The spreadsheet finally smiles back
Freshworks spent 2025 doing something investors love almost as much as product growth: proving it can make money in the accounting sense too. The company said it delivered its first full-year GAAP profit, after Q4 revenue came in at $222.7 million, up 14% year over year.
The catch? That shiny GAAP number was flattered by a one-time tax asset release and some stock-comp shakeup tied to the Executive Chairman’s departure. So yes, there’s a little “well actually” in the fine print. But the bigger story is that the business kept improving underneath the hood.
The AI-era side quest: employee experience crossed $500M ARR
Freshworks said its employee experience segment crossed $500 million in annual recurring revenue, landing at $510 million by year-end and growing 26% on an as-reported basis. That’s the kind of milestone that suggests the product is sticking, not just getting a temporary hype boost from the AI buzzword slot machine.
Meanwhile, full-year ARR hit $907 million, up 18% year over year, and free cash flow reached $223 million with a 27% margin. That’s a pretty nice combo platter: more revenue, more recurring dollars, and actual cash left in the register.
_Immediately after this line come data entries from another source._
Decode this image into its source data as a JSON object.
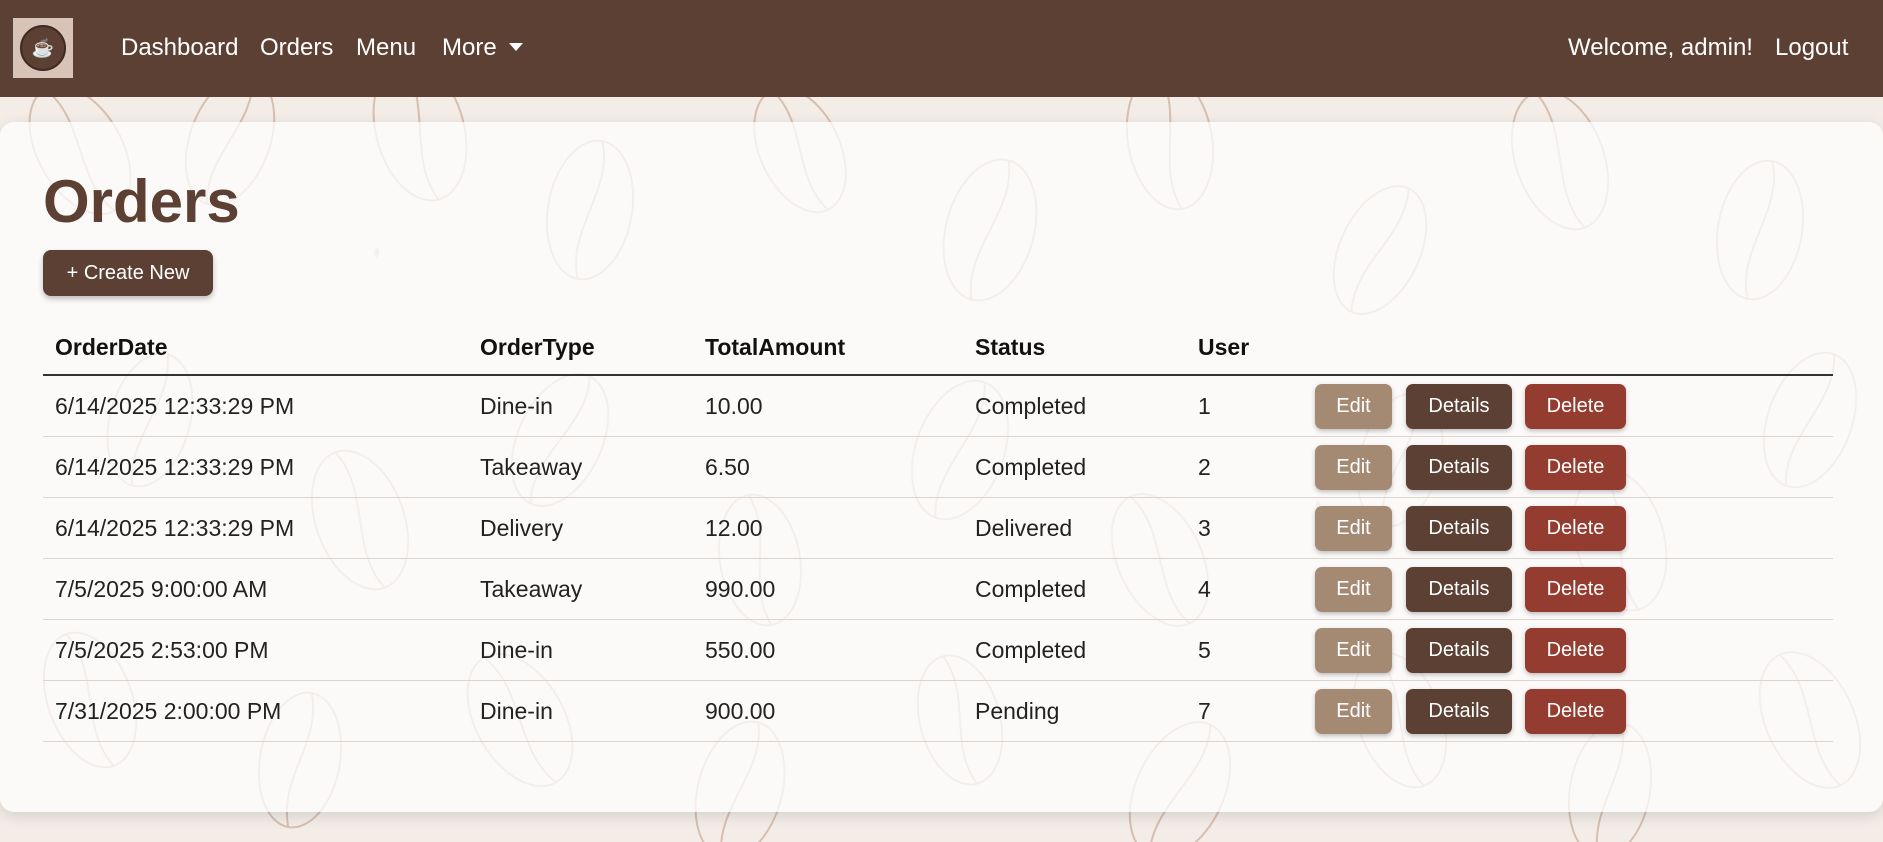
{
  "navbar": {
    "logo_icon": "coffee-cup-icon",
    "links": [
      "Dashboard",
      "Orders",
      "Menu",
      "More"
    ],
    "welcome": "Welcome, admin!",
    "logout": "Logout",
    "background_color": "#5c4033"
  },
  "page": {
    "title": "Orders",
    "create_label": "+ Create New"
  },
  "table": {
    "headers": [
      "OrderDate",
      "OrderType",
      "TotalAmount",
      "Status",
      "User"
    ],
    "rows": [
      {
        "date": "6/14/2025 12:33:29 PM",
        "type": "Dine-in",
        "total": "10.00",
        "status": "Completed",
        "user": "1"
      },
      {
        "date": "6/14/2025 12:33:29 PM",
        "type": "Takeaway",
        "total": "6.50",
        "status": "Completed",
        "user": "2"
      },
      {
        "date": "6/14/2025 12:33:29 PM",
        "type": "Delivery",
        "total": "12.00",
        "status": "Delivered",
        "user": "3"
      },
      {
        "date": "7/5/2025 9:00:00 AM",
        "type": "Takeaway",
        "total": "990.00",
        "status": "Completed",
        "user": "4"
      },
      {
        "date": "7/5/2025 2:53:00 PM",
        "type": "Dine-in",
        "total": "550.00",
        "status": "Completed",
        "user": "5"
      },
      {
        "date": "7/31/2025 2:00:00 PM",
        "type": "Dine-in",
        "total": "900.00",
        "status": "Pending",
        "user": "7"
      }
    ],
    "actions": {
      "edit": "Edit",
      "details": "Details",
      "delete": "Delete"
    }
  },
  "colors": {
    "primary": "#5c4033",
    "edit": "#a58a73",
    "delete": "#943c30"
  }
}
Management is talking like a company that knows the assignment
For 2026, Freshworks guided to $952 million to $960 million in revenue, roughly 14% growth, alongside $181 million to $189 million in non-GAAP operating income and about $250 million in free cash flow. It also announced a $400 million share buyback, which is corporate shorthand for: “We think the stock is too cheap, and we’d like fewer shares floating around anyway.”
The stock already has a lower share count too — fully diluted shares are down about 6% year over year to roughly 308 million. So if the business keeps compounding and management keeps buying back stock, there’s a real path to this story looking less like a turnaround and more like a quietly profitable software machine.
Big picture: Freshworks is trying to graduate from “nice growth story” to “actually efficient software company,” and investors tend to notice when that happens.